The respondent had a Canadian flag with him. It was his
intention to walk north on Argyle Street and watch a Canadian
flag being raised at the entrance of DCE. While at the Brown’s
residence, Mr. Fleming was informed that the march had
started. He began walking north on the west shoulder of Argyle
Street, with his Canadian flag. The flag was attached to a wooden
pole between 40 to 42 inches in length.
 At about this time, the Alpha Support Squad, one of the
six squads in the Alpha Unit, which was made up of the appellant officers, was proceeding north on Argyle Street in two vans
followed by officers driving an Offender Transport Unit. The
squad was being relocated to a church parking lot immediately
north of the front entrance of DCE on Argyle Street. They
passed the respondent as they proceeded north on Argyle Street.
 Sergeant Huntley advised Officer Lorch — the Alpha
Support leader — over the police radio that a “flag was coming
up the road” and directed the Alpha Support Squad to change
their destination and deploy between the Brown’s residence and
the entrance to DCE. The two Alpha Support Squad vehicles,
and the Offender Transport Unit, turned around and proceeded
south to approach the respondent.
 The respondent saw the approaching vehicles. As the
vehicles moved onto the shoulder of Argyle, he left the shoulder
because they were approaching him with speed. After he left the
shoulder of Argyle Street, he continued walking in a westward
direction a fair distance away from the shoulder — down into a
grassy ditch, through the grassy ditch and up the other side,
over a low fence (which appears to mark the boundary of DCE)

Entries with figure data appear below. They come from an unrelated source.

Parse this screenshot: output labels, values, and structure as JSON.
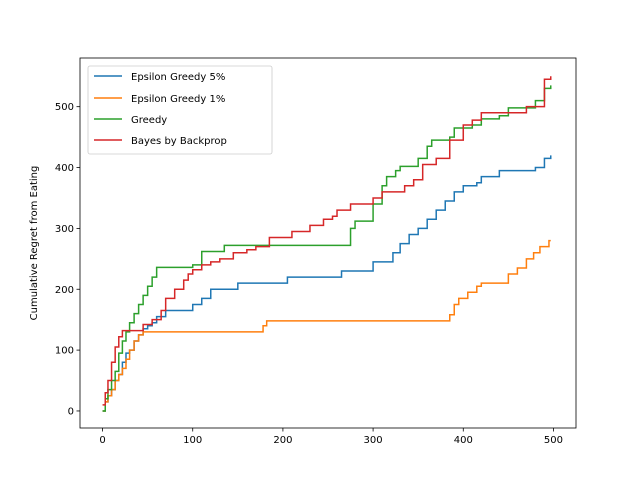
{
  "chart_data": {
    "type": "line",
    "title": "",
    "xlabel": "",
    "ylabel": "Cumulative Regret from Eating",
    "xlim": [
      -25,
      525
    ],
    "ylim": [
      -28,
      580
    ],
    "xticks": [
      0,
      100,
      200,
      300,
      400,
      500
    ],
    "yticks": [
      0,
      100,
      200,
      300,
      400,
      500
    ],
    "grid": false,
    "legend_position": "top-left",
    "series": [
      {
        "name": "Epsilon Greedy 5%",
        "color": "#1f77b4",
        "points": [
          [
            0,
            0
          ],
          [
            3,
            15
          ],
          [
            6,
            25
          ],
          [
            10,
            35
          ],
          [
            14,
            50
          ],
          [
            18,
            60
          ],
          [
            22,
            80
          ],
          [
            26,
            95
          ],
          [
            30,
            100
          ],
          [
            35,
            115
          ],
          [
            40,
            125
          ],
          [
            45,
            135
          ],
          [
            50,
            140
          ],
          [
            55,
            145
          ],
          [
            60,
            155
          ],
          [
            70,
            165
          ],
          [
            100,
            175
          ],
          [
            110,
            185
          ],
          [
            120,
            200
          ],
          [
            150,
            210
          ],
          [
            205,
            220
          ],
          [
            265,
            230
          ],
          [
            300,
            245
          ],
          [
            322,
            260
          ],
          [
            330,
            275
          ],
          [
            340,
            290
          ],
          [
            350,
            300
          ],
          [
            360,
            315
          ],
          [
            370,
            330
          ],
          [
            380,
            345
          ],
          [
            390,
            360
          ],
          [
            400,
            370
          ],
          [
            415,
            375
          ],
          [
            420,
            385
          ],
          [
            440,
            395
          ],
          [
            480,
            400
          ],
          [
            490,
            415
          ],
          [
            497,
            420
          ]
        ]
      },
      {
        "name": "Epsilon Greedy 1%",
        "color": "#ff7f0e",
        "points": [
          [
            0,
            0
          ],
          [
            3,
            15
          ],
          [
            6,
            25
          ],
          [
            10,
            35
          ],
          [
            14,
            50
          ],
          [
            18,
            60
          ],
          [
            22,
            70
          ],
          [
            26,
            85
          ],
          [
            30,
            100
          ],
          [
            35,
            115
          ],
          [
            40,
            125
          ],
          [
            45,
            130
          ],
          [
            175,
            130
          ],
          [
            178,
            140
          ],
          [
            182,
            148
          ],
          [
            370,
            148
          ],
          [
            385,
            158
          ],
          [
            390,
            175
          ],
          [
            395,
            185
          ],
          [
            405,
            195
          ],
          [
            415,
            205
          ],
          [
            420,
            210
          ],
          [
            450,
            225
          ],
          [
            460,
            235
          ],
          [
            470,
            250
          ],
          [
            478,
            260
          ],
          [
            485,
            270
          ],
          [
            495,
            280
          ],
          [
            497,
            280
          ]
        ]
      },
      {
        "name": "Greedy",
        "color": "#2ca02c",
        "points": [
          [
            0,
            0
          ],
          [
            3,
            20
          ],
          [
            6,
            35
          ],
          [
            10,
            50
          ],
          [
            14,
            65
          ],
          [
            18,
            95
          ],
          [
            22,
            115
          ],
          [
            26,
            130
          ],
          [
            30,
            145
          ],
          [
            35,
            160
          ],
          [
            40,
            175
          ],
          [
            45,
            190
          ],
          [
            50,
            205
          ],
          [
            55,
            220
          ],
          [
            60,
            236
          ],
          [
            100,
            240
          ],
          [
            110,
            262
          ],
          [
            135,
            272
          ],
          [
            268,
            272
          ],
          [
            275,
            300
          ],
          [
            280,
            312
          ],
          [
            300,
            340
          ],
          [
            310,
            370
          ],
          [
            315,
            385
          ],
          [
            325,
            395
          ],
          [
            330,
            402
          ],
          [
            350,
            415
          ],
          [
            360,
            435
          ],
          [
            365,
            445
          ],
          [
            385,
            450
          ],
          [
            390,
            465
          ],
          [
            410,
            470
          ],
          [
            420,
            480
          ],
          [
            440,
            485
          ],
          [
            450,
            498
          ],
          [
            480,
            510
          ],
          [
            490,
            530
          ],
          [
            497,
            535
          ]
        ]
      },
      {
        "name": "Bayes by Backprop",
        "color": "#d62728",
        "points": [
          [
            0,
            10
          ],
          [
            3,
            30
          ],
          [
            6,
            50
          ],
          [
            10,
            80
          ],
          [
            14,
            105
          ],
          [
            18,
            122
          ],
          [
            22,
            132
          ],
          [
            40,
            132
          ],
          [
            45,
            142
          ],
          [
            55,
            150
          ],
          [
            65,
            165
          ],
          [
            70,
            185
          ],
          [
            80,
            200
          ],
          [
            90,
            215
          ],
          [
            95,
            225
          ],
          [
            100,
            232
          ],
          [
            110,
            240
          ],
          [
            120,
            245
          ],
          [
            130,
            250
          ],
          [
            145,
            260
          ],
          [
            160,
            265
          ],
          [
            170,
            270
          ],
          [
            185,
            285
          ],
          [
            210,
            295
          ],
          [
            230,
            305
          ],
          [
            245,
            315
          ],
          [
            255,
            320
          ],
          [
            260,
            330
          ],
          [
            275,
            340
          ],
          [
            300,
            350
          ],
          [
            310,
            360
          ],
          [
            335,
            370
          ],
          [
            345,
            380
          ],
          [
            355,
            405
          ],
          [
            370,
            415
          ],
          [
            385,
            445
          ],
          [
            400,
            470
          ],
          [
            410,
            478
          ],
          [
            420,
            490
          ],
          [
            470,
            500
          ],
          [
            490,
            545
          ],
          [
            497,
            550
          ]
        ]
      }
    ]
  }
}
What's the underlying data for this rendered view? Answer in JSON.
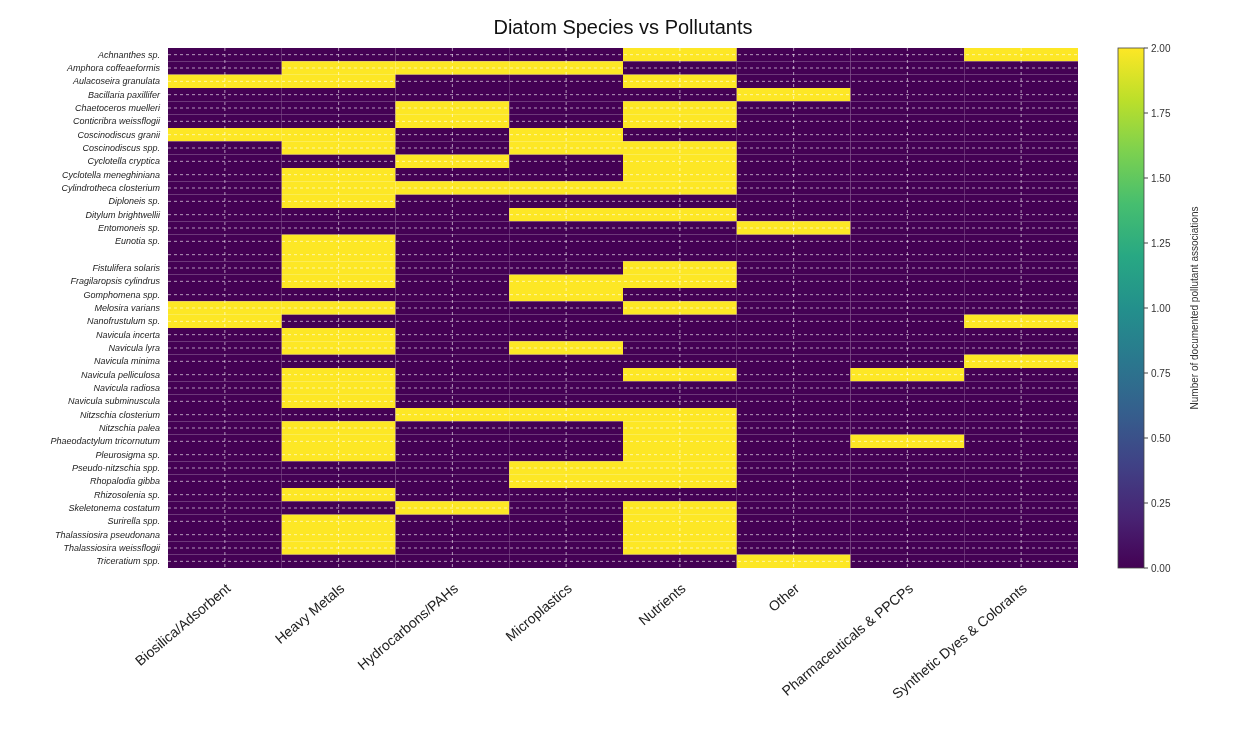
{
  "chart_data": {
    "type": "heatmap",
    "title": "Diatom Species vs Pollutants",
    "categories": [
      "Biosilica/Adsorbent",
      "Heavy Metals",
      "Hydrocarbons/PAHs",
      "Microplastics",
      "Nutrients",
      "Other",
      "Pharmaceuticals & PPCPs",
      "Synthetic Dyes & Colorants"
    ],
    "y_categories": [
      "Achnanthes sp.",
      "Amphora coffeaeformis",
      "Aulacoseira granulata",
      "Bacillaria paxillifer",
      "Chaetoceros muelleri",
      "Conticribra weissflogii",
      "Coscinodiscus granii",
      "Coscinodiscus spp.",
      "Cyclotella cryptica",
      "Cyclotella meneghiniana",
      "Cylindrotheca closterium",
      "Diploneis sp.",
      "Ditylum brightwellii",
      "Entomoneis sp.",
      "Eunotia sp.",
      null,
      "Fistulifera solaris",
      "Fragilaropsis cylindrus",
      "Gomphomena spp.",
      "Melosira varians",
      "Nanofrustulum sp.",
      "Navicula incerta",
      "Navicula lyra",
      "Navicula minima",
      "Navicula pelliculosa",
      "Navicula radiosa",
      "Navicula subminuscula",
      "Nitzschia closterium",
      "Nitzschia palea",
      "Phaeodactylum tricornutum",
      "Pleurosigma sp.",
      "Pseudo-nitzschia spp.",
      "Rhopalodia gibba",
      "Rhizosolenia sp.",
      "Skeletonema costatum",
      "Surirella spp.",
      "Thalassiosira pseudonana",
      "Thalassiosira weissflogii",
      "Triceratium spp."
    ],
    "cells": [
      [
        0,
        0,
        0,
        0,
        2,
        0,
        0,
        2
      ],
      [
        0,
        2,
        2,
        2,
        0,
        0,
        0,
        0
      ],
      [
        2,
        2,
        0,
        0,
        2,
        0,
        0,
        0
      ],
      [
        0,
        0,
        0,
        0,
        0,
        2,
        0,
        0
      ],
      [
        0,
        0,
        2,
        0,
        2,
        0,
        0,
        0
      ],
      [
        0,
        0,
        2,
        0,
        2,
        0,
        0,
        0
      ],
      [
        2,
        2,
        0,
        2,
        0,
        0,
        0,
        0
      ],
      [
        0,
        2,
        0,
        2,
        2,
        0,
        0,
        0
      ],
      [
        0,
        0,
        2,
        0,
        2,
        0,
        0,
        0
      ],
      [
        0,
        2,
        0,
        0,
        2,
        0,
        0,
        0
      ],
      [
        0,
        2,
        2,
        2,
        2,
        0,
        0,
        0
      ],
      [
        0,
        2,
        0,
        0,
        0,
        0,
        0,
        0
      ],
      [
        0,
        0,
        0,
        2,
        2,
        0,
        0,
        0
      ],
      [
        0,
        0,
        0,
        0,
        0,
        2,
        0,
        0
      ],
      [
        0,
        2,
        0,
        0,
        0,
        0,
        0,
        0
      ],
      [
        0,
        2,
        0,
        0,
        0,
        0,
        0,
        0
      ],
      [
        0,
        2,
        0,
        0,
        2,
        0,
        0,
        0
      ],
      [
        0,
        2,
        0,
        2,
        2,
        0,
        0,
        0
      ],
      [
        0,
        0,
        0,
        2,
        0,
        0,
        0,
        0
      ],
      [
        2,
        2,
        0,
        0,
        2,
        0,
        0,
        0
      ],
      [
        2,
        0,
        0,
        0,
        0,
        0,
        0,
        2
      ],
      [
        0,
        2,
        0,
        0,
        0,
        0,
        0,
        0
      ],
      [
        0,
        2,
        0,
        2,
        0,
        0,
        0,
        0
      ],
      [
        0,
        0,
        0,
        0,
        0,
        0,
        0,
        2
      ],
      [
        0,
        2,
        0,
        0,
        2,
        0,
        2,
        0
      ],
      [
        0,
        2,
        0,
        0,
        0,
        0,
        0,
        0
      ],
      [
        0,
        2,
        0,
        0,
        0,
        0,
        0,
        0
      ],
      [
        0,
        0,
        2,
        2,
        2,
        0,
        0,
        0
      ],
      [
        0,
        2,
        0,
        0,
        2,
        0,
        0,
        0
      ],
      [
        0,
        2,
        0,
        0,
        2,
        0,
        2,
        0
      ],
      [
        0,
        2,
        0,
        0,
        2,
        0,
        0,
        0
      ],
      [
        0,
        0,
        0,
        2,
        2,
        0,
        0,
        0
      ],
      [
        0,
        0,
        0,
        2,
        2,
        0,
        0,
        0
      ],
      [
        0,
        2,
        0,
        0,
        0,
        0,
        0,
        0
      ],
      [
        0,
        0,
        2,
        0,
        2,
        0,
        0,
        0
      ],
      [
        0,
        2,
        0,
        0,
        2,
        0,
        0,
        0
      ],
      [
        0,
        2,
        0,
        0,
        2,
        0,
        0,
        0
      ],
      [
        0,
        2,
        0,
        0,
        2,
        0,
        0,
        0
      ],
      [
        0,
        0,
        0,
        0,
        0,
        2,
        0,
        0
      ]
    ],
    "clabel": "Number of documented pollutant associations",
    "clim": [
      0,
      2
    ],
    "cticks": [
      {
        "value": 0,
        "label": "0.00"
      },
      {
        "value": 0.25,
        "label": "0.25"
      },
      {
        "value": 0.5,
        "label": "0.50"
      },
      {
        "value": 0.75,
        "label": "0.75"
      },
      {
        "value": 1,
        "label": "1.00"
      },
      {
        "value": 1.25,
        "label": "1.25"
      },
      {
        "value": 1.5,
        "label": "1.50"
      },
      {
        "value": 1.75,
        "label": "1.75"
      },
      {
        "value": 2,
        "label": "2.00"
      }
    ],
    "grid": true
  }
}
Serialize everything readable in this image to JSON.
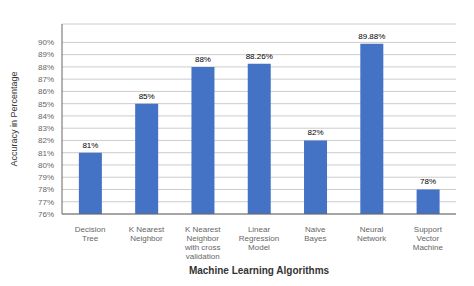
{
  "chart_data": {
    "type": "bar",
    "categories": [
      "Decision\nTree",
      "K Nearest\nNeighbor",
      "K Nearest\nNeighbor\nwith cross\nvalidation",
      "Linear\nRegression\nModel",
      "Naive\nBayes",
      "Neural\nNetwork",
      "Support\nVector\nMachine"
    ],
    "values": [
      81,
      85,
      88,
      88.26,
      82,
      89.88,
      78
    ],
    "value_labels": [
      "81%",
      "85%",
      "88%",
      "88.26%",
      "82%",
      "89.88%",
      "78%"
    ],
    "data_labels": true,
    "color": "#4472C4",
    "xlabel": "Machine Learning Algorithms",
    "ylabel": "Accuracy in Percentage",
    "ylim": [
      76,
      91.5
    ],
    "yticks": [
      {
        "value": 76,
        "label": "76%"
      },
      {
        "value": 77,
        "label": "77%"
      },
      {
        "value": 78,
        "label": "78%"
      },
      {
        "value": 79,
        "label": "79%"
      },
      {
        "value": 80,
        "label": "80%"
      },
      {
        "value": 81,
        "label": "81%"
      },
      {
        "value": 82,
        "label": "82%"
      },
      {
        "value": 83,
        "label": "83%"
      },
      {
        "value": 84,
        "label": "84%"
      },
      {
        "value": 85,
        "label": "85%"
      },
      {
        "value": 86,
        "label": "86%"
      },
      {
        "value": 87,
        "label": "87%"
      },
      {
        "value": 88,
        "label": "88%"
      },
      {
        "value": 89,
        "label": "89%"
      },
      {
        "value": 90,
        "label": "90%"
      }
    ],
    "grid": true
  }
}
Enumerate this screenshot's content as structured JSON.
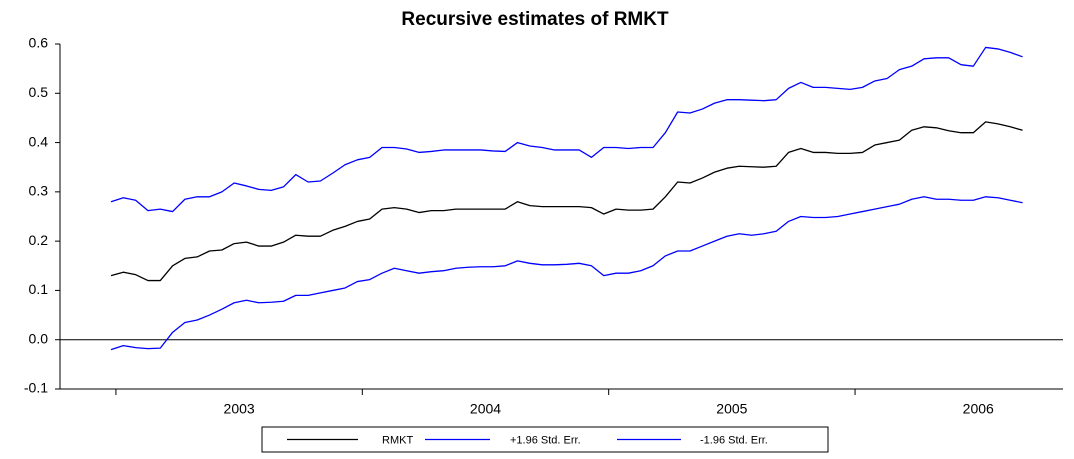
{
  "chart_data": {
    "type": "line",
    "title": "Recursive estimates of RMKT",
    "x": [
      2002.98,
      2003.03,
      2003.08,
      2003.13,
      2003.18,
      2003.23,
      2003.28,
      2003.33,
      2003.38,
      2003.43,
      2003.48,
      2003.53,
      2003.58,
      2003.63,
      2003.68,
      2003.73,
      2003.78,
      2003.83,
      2003.88,
      2003.93,
      2003.98,
      2004.03,
      2004.08,
      2004.13,
      2004.18,
      2004.23,
      2004.28,
      2004.33,
      2004.38,
      2004.43,
      2004.48,
      2004.53,
      2004.58,
      2004.63,
      2004.68,
      2004.73,
      2004.78,
      2004.83,
      2004.88,
      2004.93,
      2004.98,
      2005.03,
      2005.08,
      2005.13,
      2005.18,
      2005.23,
      2005.28,
      2005.33,
      2005.38,
      2005.43,
      2005.48,
      2005.53,
      2005.58,
      2005.63,
      2005.68,
      2005.73,
      2005.78,
      2005.83,
      2005.88,
      2005.93,
      2005.98,
      2006.03,
      2006.08,
      2006.13,
      2006.18,
      2006.23,
      2006.28,
      2006.33,
      2006.38,
      2006.43,
      2006.48,
      2006.53,
      2006.58,
      2006.63,
      2006.68
    ],
    "series": [
      {
        "name": "RMKT",
        "color": "#000000",
        "values": [
          0.13,
          0.137,
          0.132,
          0.12,
          0.12,
          0.15,
          0.165,
          0.168,
          0.18,
          0.182,
          0.195,
          0.198,
          0.19,
          0.19,
          0.198,
          0.212,
          0.21,
          0.21,
          0.222,
          0.23,
          0.24,
          0.245,
          0.265,
          0.268,
          0.265,
          0.258,
          0.262,
          0.262,
          0.265,
          0.265,
          0.265,
          0.265,
          0.265,
          0.28,
          0.272,
          0.27,
          0.27,
          0.27,
          0.27,
          0.268,
          0.255,
          0.265,
          0.263,
          0.263,
          0.265,
          0.29,
          0.32,
          0.318,
          0.328,
          0.34,
          0.348,
          0.352,
          0.351,
          0.35,
          0.352,
          0.38,
          0.388,
          0.38,
          0.38,
          0.378,
          0.378,
          0.38,
          0.395,
          0.4,
          0.405,
          0.425,
          0.432,
          0.43,
          0.424,
          0.42,
          0.42,
          0.442,
          0.438,
          0.432,
          0.425
        ]
      },
      {
        "name": "+1.96 Std. Err.",
        "color": "#0000ff",
        "values": [
          0.28,
          0.288,
          0.283,
          0.262,
          0.265,
          0.26,
          0.285,
          0.29,
          0.29,
          0.3,
          0.318,
          0.312,
          0.305,
          0.303,
          0.31,
          0.335,
          0.32,
          0.322,
          0.338,
          0.355,
          0.365,
          0.37,
          0.39,
          0.39,
          0.387,
          0.38,
          0.382,
          0.385,
          0.385,
          0.385,
          0.385,
          0.383,
          0.382,
          0.4,
          0.393,
          0.39,
          0.385,
          0.385,
          0.385,
          0.37,
          0.39,
          0.39,
          0.388,
          0.39,
          0.39,
          0.42,
          0.462,
          0.46,
          0.468,
          0.48,
          0.487,
          0.487,
          0.486,
          0.485,
          0.487,
          0.51,
          0.522,
          0.512,
          0.512,
          0.51,
          0.508,
          0.512,
          0.525,
          0.53,
          0.548,
          0.555,
          0.57,
          0.572,
          0.572,
          0.558,
          0.555,
          0.593,
          0.59,
          0.583,
          0.574
        ]
      },
      {
        "name": "-1.96 Std. Err.",
        "color": "#0000ff",
        "values": [
          -0.02,
          -0.012,
          -0.016,
          -0.018,
          -0.017,
          0.015,
          0.035,
          0.04,
          0.05,
          0.062,
          0.075,
          0.08,
          0.075,
          0.076,
          0.078,
          0.09,
          0.09,
          0.095,
          0.1,
          0.105,
          0.118,
          0.122,
          0.135,
          0.145,
          0.14,
          0.135,
          0.138,
          0.14,
          0.145,
          0.147,
          0.148,
          0.148,
          0.15,
          0.16,
          0.155,
          0.152,
          0.152,
          0.153,
          0.155,
          0.15,
          0.13,
          0.135,
          0.135,
          0.14,
          0.15,
          0.17,
          0.18,
          0.18,
          0.19,
          0.2,
          0.21,
          0.215,
          0.212,
          0.215,
          0.22,
          0.24,
          0.25,
          0.248,
          0.248,
          0.25,
          0.255,
          0.26,
          0.265,
          0.27,
          0.275,
          0.285,
          0.29,
          0.285,
          0.285,
          0.283,
          0.283,
          0.29,
          0.288,
          0.283,
          0.278
        ]
      }
    ],
    "xlim": [
      2002.773,
      2006.844
    ],
    "xticks": [
      {
        "value": 2003.5,
        "label": "2003"
      },
      {
        "value": 2004.5,
        "label": "2004"
      },
      {
        "value": 2005.5,
        "label": "2005"
      },
      {
        "value": 2006.5,
        "label": "2006"
      }
    ],
    "xtick_marks": [
      2003,
      2004,
      2005,
      2006
    ],
    "ylim": [
      -0.1,
      0.6
    ],
    "yticks": [
      -0.1,
      {
        "value": 0,
        "label": "0.0"
      },
      0.1,
      0.2,
      0.3,
      0.4,
      0.5,
      0.6
    ],
    "zero_line": true,
    "grid": false,
    "legend": "bottom"
  }
}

and then a few steps onto DCE. The respondent’s evidence was
that he did this voluntarily in order to get on level ground.
 Once the respondent left the shoulder of Argyle Street
and the vans stopped, the appellant officers began yelling various commands to him, including “return to the shoulder”, “stop”
and “stay away from DCE”. The respondent says that he glanced
behind, saw the officers, and heard them yell. His evidence was
that he did not comply with the officers’ commands because
he did not think they were talking to him as he knew that he
“wasn’t doing anything wrong”.
 The respondent’s entry onto DCE caused an immediate
reaction from the DCE protesters at the front entrance of DCE.
They became angry and upset. Approximately eight to ten DCE
protesters started moving towards the respondent. Some of them
were running. The appellant officers said that they were concerned for the respondent’s safety as a result.